Every week, a new chunk may be added to the fact table and some specific queries take a long time if a new statistic is not run after this addition. The issue is that a full stats run takes about 44 hours to complete!


How to work around this issue? Is there a way to perform an incremental statistic instead of a full one? It does not seem reasonable to scan all the data over again to collect stats info.

Teradata Employee

Re: Incremental statistics partitioned tables

Is full stats a recollection at the table level?

If you know what statistics directly affect the query performance you only need to recollect those.

Are you using thresholds for frequency and percent change? How about sample statistics?




Re: Incremental statistics partitioned tables

1) Yes, the collection is made at table level taking into consideration about 60 columns out of about 200.


2) We are taking out some columns from the collection, but the execution time stills long. This purging process will take maybe months until we realize with columns can be left out.


3) We are using thresholds, but this only delays the full stats execution a few weeks later when changes go over 5%, taking then the same 44 hours on the weekend and conflicting with our backup schedule.


3.1) Sample stats is not currently used because there are many repeated values on those columns, and as far we read the docs, it is not advisable to use.
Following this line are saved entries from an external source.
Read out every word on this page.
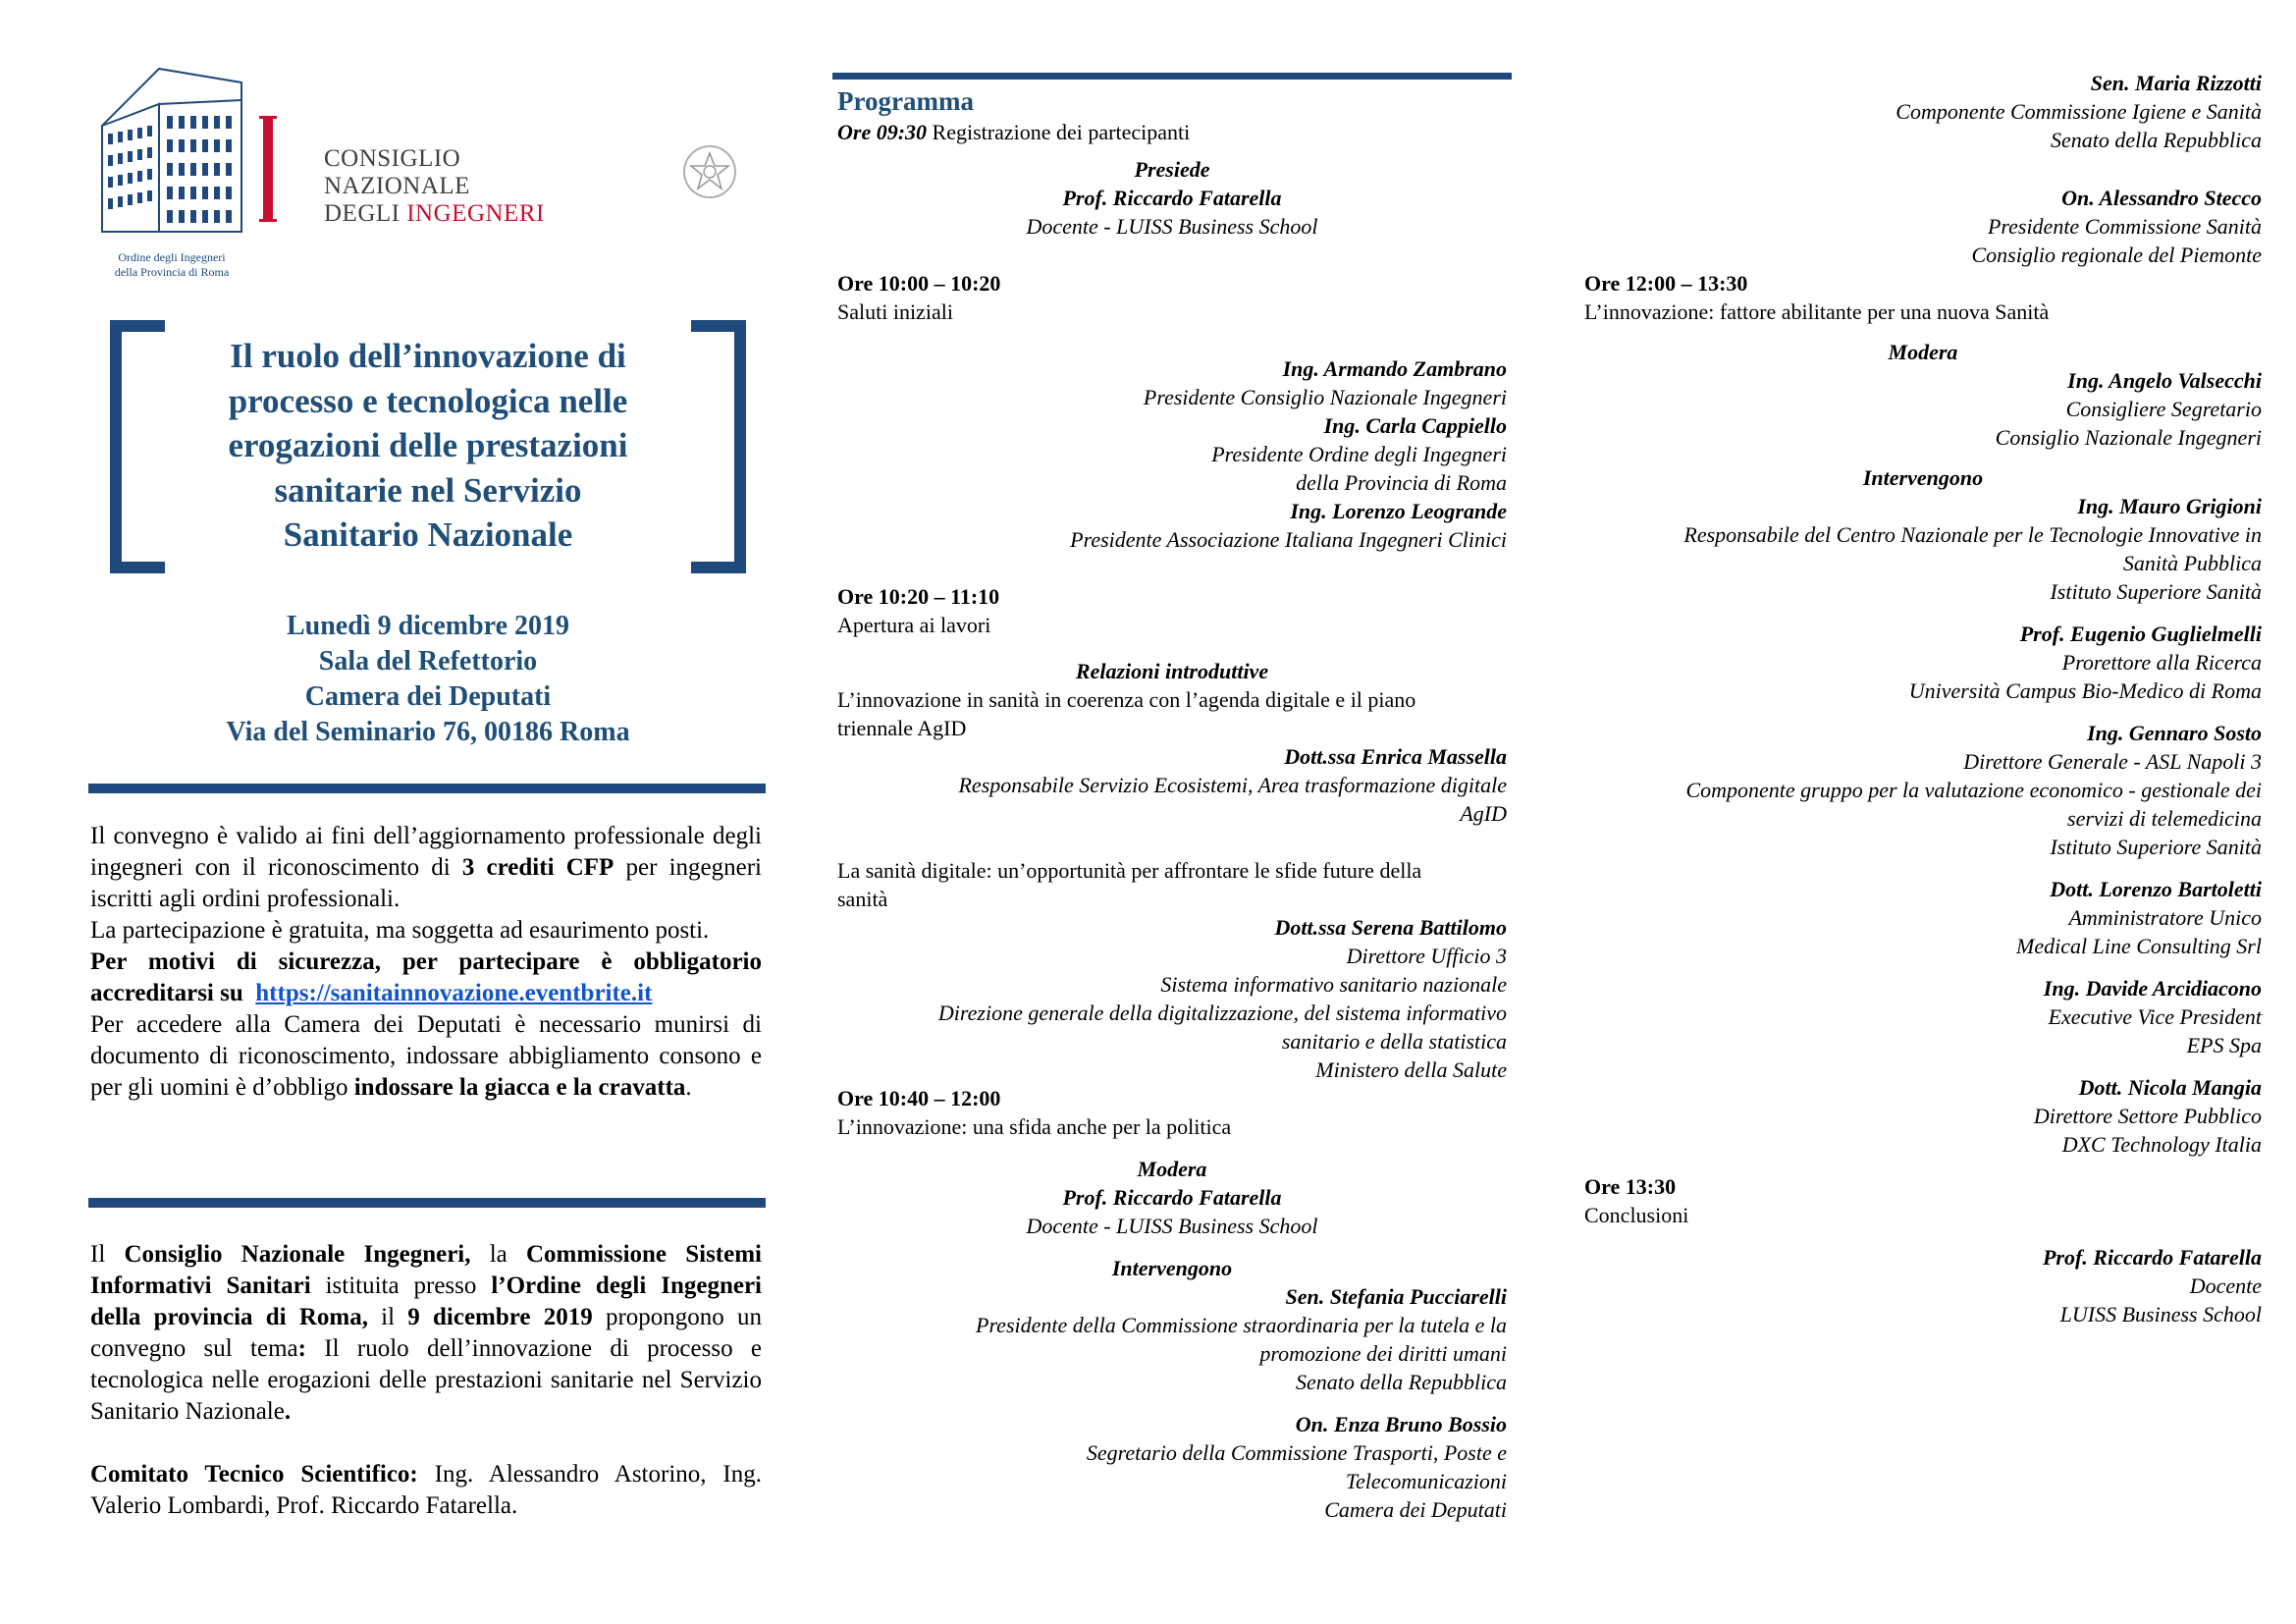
Ordine degli Ingegneri
della Provincia di Roma
CONSIGLIO NAZIONALE
DEGLI INGEGNERI
Il ruolo dell’innovazione di
processo e tecnologica nelle
erogazioni delle prestazioni
sanitarie nel Servizio
Sanitario Nazionale
Lunedì 9 dicembre 2019
Sala del Refettorio
Camera dei Deputati
Via del Seminario 76, 00186 Roma

Il convegno è valido ai fini dell’aggiornamento professionale degli ingegneri con il riconoscimento di 3 crediti CFP per ingegneri iscritti agli ordini professionali.

La partecipazione è gratuita, ma soggetta ad esaurimento posti.

Per motivi di sicurezza, per partecipare è obbligatorio accreditarsi su https://sanitainnovazione.eventbrite.it

Per accedere alla Camera dei Deputati è necessario munirsi di documento di riconoscimento, indossare abbigliamento consono e per gli uomini è d’obbligo indossare la giacca e la cravatta.

Il Consiglio Nazionale Ingegneri, la Commissione Sistemi Informativi Sanitari istituita presso l’Ordine degli Ingegneri della provincia di Roma, il 9 dicembre 2019 propongono un convegno sul tema: Il ruolo dell’innovazione di processo e tecnologica nelle erogazioni delle prestazioni sanitarie nel Servizio Sanitario Nazionale.

Comitato Tecnico Scientifico: Ing. Alessandro Astorino, Ing. Valerio Lombardi, Prof. Riccardo Fatarella.

Programma

Ore 09:30 Registrazione dei partecipanti

Presiede

Prof. Riccardo Fatarella

Docente - LUISS Business School

Ore 10:00 – 10:20

Saluti iniziali

Ing. Armando Zambrano

Presidente Consiglio Nazionale Ingegneri

Ing. Carla Cappiello

Presidente Ordine degli Ingegneri

della Provincia di Roma

Ing. Lorenzo Leogrande

Presidente Associazione Italiana Ingegneri Clinici

Ore 10:20 – 11:10

Apertura ai lavori

Relazioni introduttive

L’innovazione in sanità in coerenza con l’agenda digitale e il piano

triennale AgID

Dott.ssa Enrica Massella

Responsabile Servizio Ecosistemi, Area trasformazione digitale

AgID

La sanità digitale: un’opportunità per affrontare le sfide future della

sanità

Dott.ssa Serena Battilomo

Direttore Ufficio 3

Sistema informativo sanitario nazionale

Direzione generale della digitalizzazione, del sistema informativo

sanitario e della statistica

Ministero della Salute

Ore 10:40 – 12:00

L’innovazione: una sfida anche per la politica

Modera

Prof. Riccardo Fatarella

Docente - LUISS Business School

Intervengono

Sen. Stefania Pucciarelli

Presidente della Commissione straordinaria per la tutela e la

promozione dei diritti umani

Senato della Repubblica

On. Enza Bruno Bossio

Segretario della Commissione Trasporti, Poste e

Telecomunicazioni

Camera dei Deputati

Sen. Maria Rizzotti

Componente Commissione Igiene e Sanità

Senato della Repubblica

On. Alessandro Stecco

Presidente Commissione Sanità

Consiglio regionale del Piemonte

Ore 12:00 – 13:30

L’innovazione: fattore abilitante per una nuova Sanità

Modera

Ing. Angelo Valsecchi

Consigliere Segretario

Consiglio Nazionale Ingegneri

Intervengono

Ing. Mauro Grigioni

Responsabile del Centro Nazionale per le Tecnologie Innovative in

Sanità Pubblica

Istituto Superiore Sanità

Prof. Eugenio Guglielmelli

Prorettore alla Ricerca

Università Campus Bio-Medico di Roma

Ing. Gennaro Sosto

Direttore Generale - ASL Napoli 3

Componente gruppo per la valutazione economico - gestionale dei

servizi di telemedicina

Istituto Superiore Sanità

Dott. Lorenzo Bartoletti

Amministratore Unico

Medical Line Consulting Srl

Ing. Davide Arcidiacono

Executive Vice President

EPS Spa

Dott. Nicola Mangia

Direttore Settore Pubblico

DXC Technology Italia

Ore 13:30

Conclusioni

Prof. Riccardo Fatarella

Docente

LUISS Business School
We are thinking on a more effort-demanding approach, spliting the fact table in two (2): the first table ("hot") will have only the last 12-24 chunks, that are updated more constantly and the older partitions will be left on another table. The user will be a single vision of all the data from a VIEW that will unite both tables. Full stats will run way faster on the newer/updated chunk while the "cold" table will have an almost frozen stats info. Every semester, there will be data moved from the "hot" table to the "cold" table and then a full stats would be run on the "cold" table, but this would be an scheduled activity that would occur a lot less frequently.